Kebangkitan (1299–1453)
Info lebih lanjut: Dinasti Utsmaniyah dan Suku Kayı
Pertempuran Nicopolis, 1396. Lukisan tahun 1523
Pada abad setelah kematian Osman I, kekuasaan Utsmaniyah mulai meluas sampai Mediterania Timur dan Balkan. Putra Osman, Orhan, menaklukkan kota Bursa pada tahun 1324 dan menjadikannya ibu kota negara Utsmaniyah. Kejatuhan Bursa menandakan berakhirnya kendali Bizantium atas Anatolia Barat Laut. Kota Thessaloniki direbut dari Republik Venesia pada tahun 1387. Kemenangan Utsmaniyah di Kosovo tahun 1389 secara efektif mengawali kejatuhan pemerintahan Serbia di wilayah itu dan membuka jalan untuk perluasan wilayah Utsmaniyah di Eropa. Pertempuran Nicopolis tahun 1396 yang dianggap luas sebagai perang salib besar terakhir pada Abad Pertengahan gagal menghambat laju bangsa Turki Utsmaniyah.

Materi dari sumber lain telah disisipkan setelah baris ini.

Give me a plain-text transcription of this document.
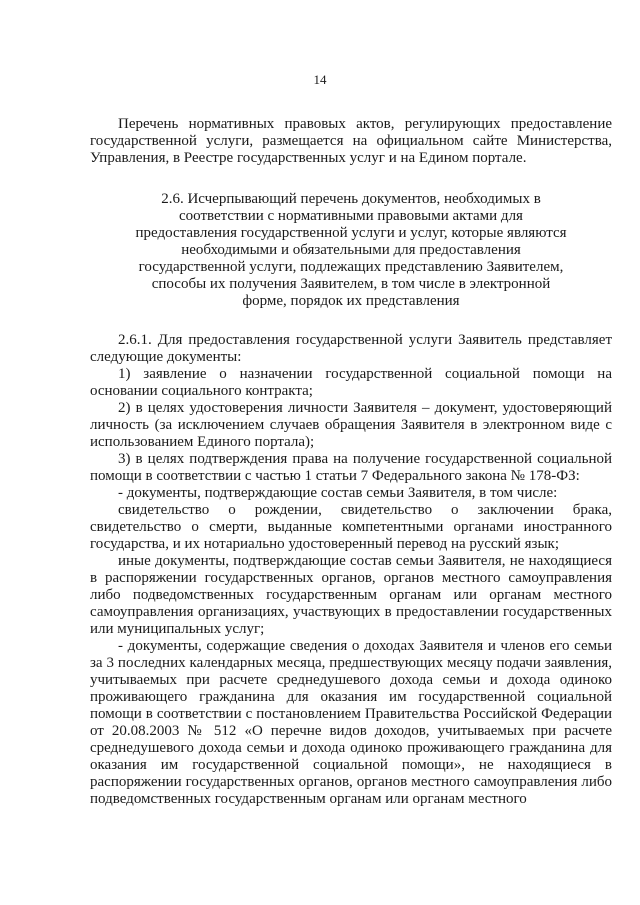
14

Перечень нормативных правовых актов, регулирующих предоставление государственной услуги, размещается на официальном сайте Министерства, Управления, в Реестре государственных услуг и на Едином портале.

2.6. Исчерпывающий перечень документов, необходимых в соответствии с нормативными правовыми актами для предоставления государственной услуги и услуг, которые являются необходимыми и обязательными для предоставления государственной услуги, подлежащих представлению Заявителем, способы их получения Заявителем, в том числе в электронной форме, порядок их представления

2.6.1. Для предоставления государственной услуги Заявитель представляет следующие документы:

1) заявление о назначении государственной социальной помощи на основании социального контракта;

2) в целях удостоверения личности Заявителя – документ, удостоверяющий личность (за исключением случаев обращения Заявителя в электронном виде с использованием Единого портала);

3) в целях подтверждения права на получение государственной социальной помощи в соответствии с частью 1 статьи 7 Федерального закона № 178-ФЗ:

- документы, подтверждающие состав семьи Заявителя, в том числе:

свидетельство о рождении, свидетельство о заключении брака, свидетельство о смерти, выданные компетентными органами иностранного государства, и их нотариально удостоверенный перевод на русский язык;

иные документы, подтверждающие состав семьи Заявителя, не находящиеся в распоряжении государственных органов, органов местного самоуправления либо подведомственных государственным органам или органам местного самоуправления организациях, участвующих в предоставлении государственных или муниципальных услуг;

- документы, содержащие сведения о доходах Заявителя и членов его семьи за 3 последних календарных месяца, предшествующих месяцу подачи заявления, учитываемых при расчете среднедушевого дохода семьи и дохода одиноко проживающего гражданина для оказания им государственной социальной помощи в соответствии с постановлением Правительства Российской Федерации от 20.08.2003 № 512 «О перечне видов доходов, учитываемых при расчете среднедушевого дохода семьи и дохода одиноко проживающего гражданина для оказания им государственной социальной помощи», не находящиеся в распоряжении государственных органов, органов местного самоуправления либо подведомственных государственным органам или органам местного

Seiring meluasnya kekuasaan Turki di Balkan, penaklukan strategis Konstantinopel menjadi tugas penting. Kesultanan ini mengendalikan nyaris seluruh bekas tanah Bizantium di sekitar kota, namun warga Yunani Bizantium sempat luput ketika penguasa Turk-Mongolia, Tamerlane, menyerbu Anatolia dalam Pertempuran Ankara tahun 1402. Ia menangkap Sultan Bayezid I. Penangkapan Bayezid I menciptakan kekacauan di kalangan penduduk Turki. Negara pun mengalami perang saudara yang berlangsung sejak 1402 sampai 1413 karena para putra Bayezid memperebutkan takhta. Perang berakhir ketika Mehmet I naik sebagai sultan dan mengembalikan kekuasaan Utsmaniyah. Kenaikannya juga mengakhiri Interregnum yang disebut Fetret Devri dalam bahasa Turki Utsmaniyah.

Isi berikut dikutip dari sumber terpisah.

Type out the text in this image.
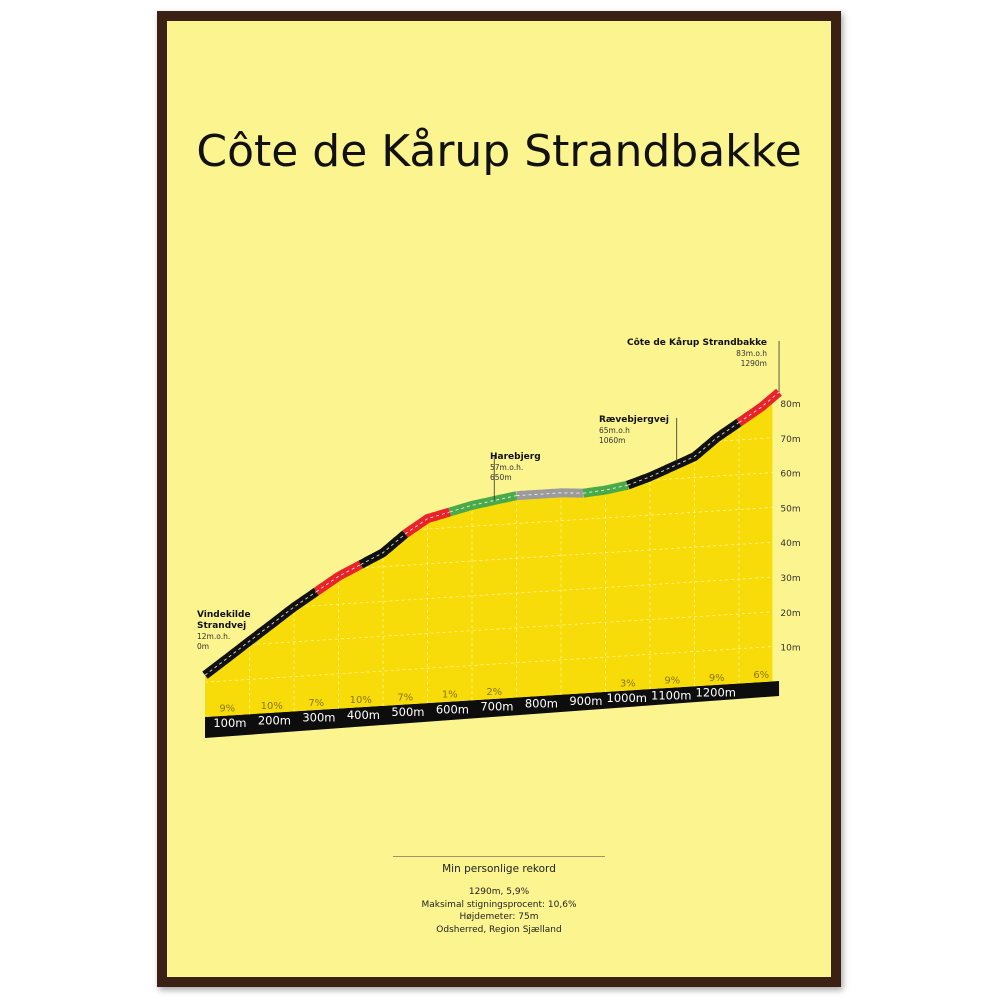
Côte de Kårup Strandbakke
100m 200m 300m 400m 500m 600m 700m 800m 900m 1000m 1100m 1200m
9%	10%	7%	10%	7%	1%	2%
3%	9%	9%	6%
80m
70m
60m
50m
40m
30m
20m
10m
Vindekilde
Strandvej
12m.o.h.
0m
Harebjerg
57m.o.h.
650m
Rævebjergvej
65m.o.h
1060m
Côte de Kårup Strandbakke
83m.o.h
1290m
Min personlige rekord
1290m, 5,9%
Maksimal stigningsprocent: 10,6%
Højdemeter: 75m
Odsherred, Region Sjælland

Sebagian teritori Utsmaniyah di Balkan (seperti Thessaloniki, Makedonia, dan Kosovo) sempat terlepas setelah 1402, tetapi berhasil direbut kembali oleh Murad II antara 1430-an dan 1450-an. Pada tanggal 10 November 1444, Murad II mengalahkan pasukan Hongaria, Polandia, dan Wallachia yang dipimpin Władysław III dari Polandia (sekaligus Raja Hongaria) dan János Hunyadi di Pertempuran Varna, pertempuran terakhir dalam Perang Salib Varna.[15][16][halaman dibutuhkan] Empat tahun kemudian, János Hunyadi mempersiapkan pasukannya (terdiri dari pasukan Hongaria dan Wallachia) untuk menyerang Turki, namun dikalahkan oleh Murad II dalam Pertempuran Kosovo Kedua tahun 1448.